A no-deal Brexit would plunge the UK economy into recession and annual growth will slip below 1% this year for this first time since the financial crisis even if a deal is secured, the Organisation for Economic Cooperation and Development (OECD) has warned.
The thinktank, which advises 34 of the world’s richest countries, said that even with a smooth Brexit, the UK economy would slump to 0.8% growth in 2019 from 1.4% in 2018 as Brexit uncertainty and Donald Trump’s trade war with China harmed the UK’s economic prospects. In November it was forecasting 1.4% growth for the UK this year.
The last time annual growth in the UK was below 1% was in the depths of the financial crisis, when the economy contracted by 4.2%.

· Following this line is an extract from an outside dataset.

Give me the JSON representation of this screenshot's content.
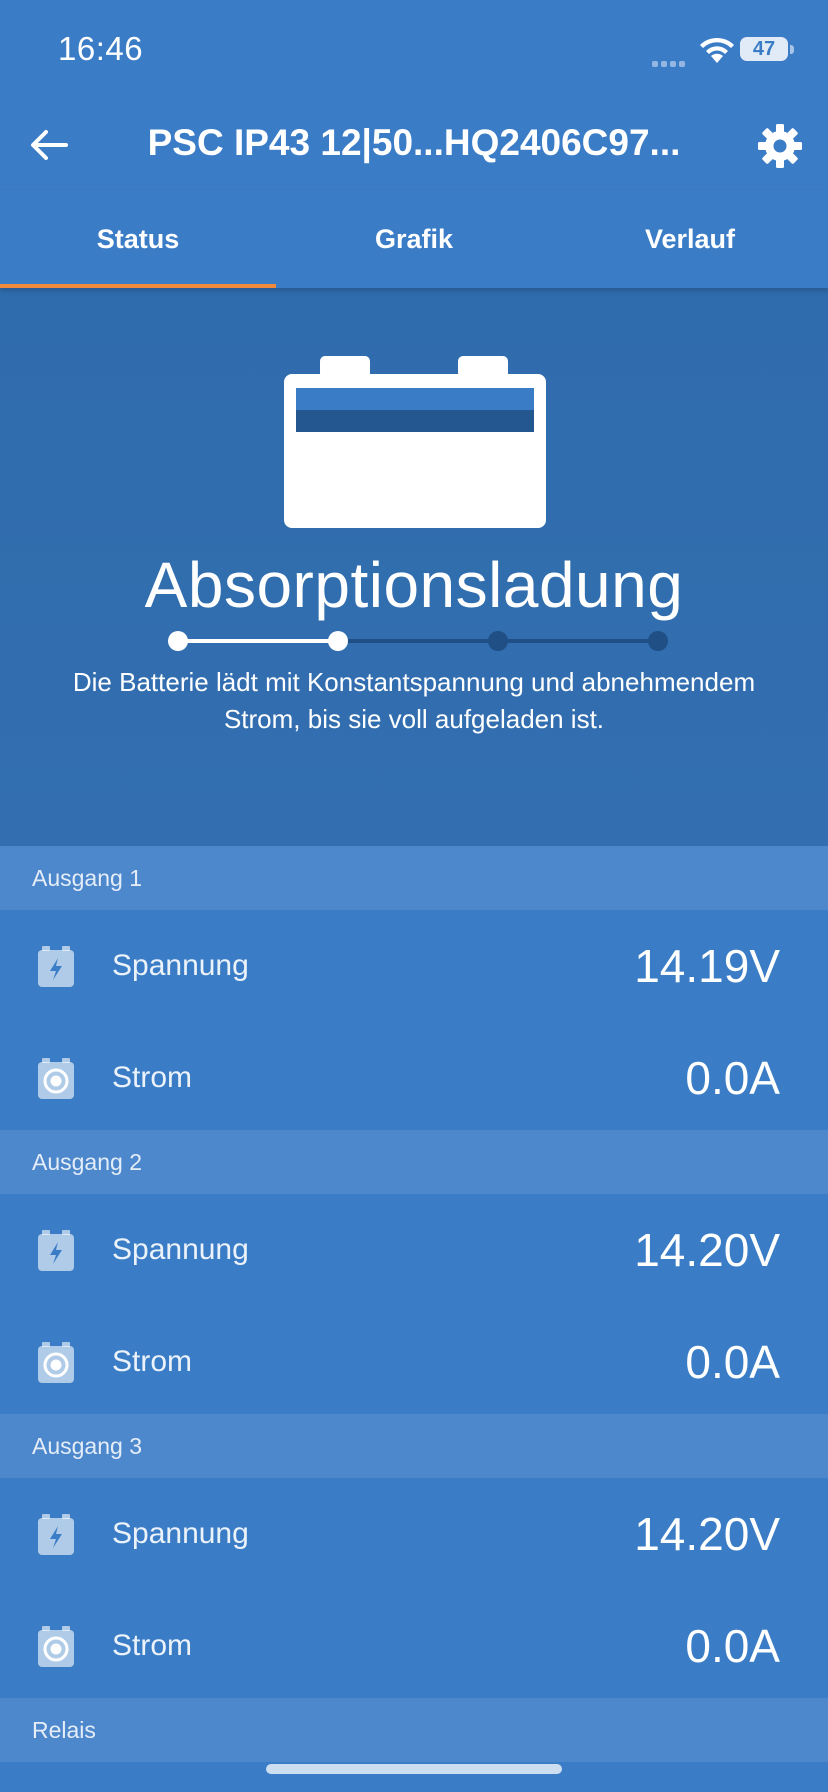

The OECD said a steep fall in investment over the past year by UK-based firms had left the economy in a weak position to boost its poor productivity rates and increase wages growth.
The economic health check comes as a string of major manufacturing firms have made clear that their future in the UK is in doubt should the government fail to secure a transition arrangement that allows them to trade freely inside a customs union with the EU.
Toyota’s European boss, Johan van Zyl, said he could not promise British employees’ jobs were safe until the outcome of Brexit was decided.
Meanwhile, the BMW board member Peter Schwarzenbauer, who oversees the Mini and Rolls-Royce brands, said the firm might be forced to stop making the Mini at its Cowley plant near Oxford.
The OECD chief economist, Laurence Boone, said the UK had missed out on 0.7% of growth compared with the OECD’s previous projections and 1.7% of growth compared with the US, France and Germany.
“There is no better trade agreement for the UK than the EU single market. Every step back from this arrangement makes it more difficult for the private sector,” she said.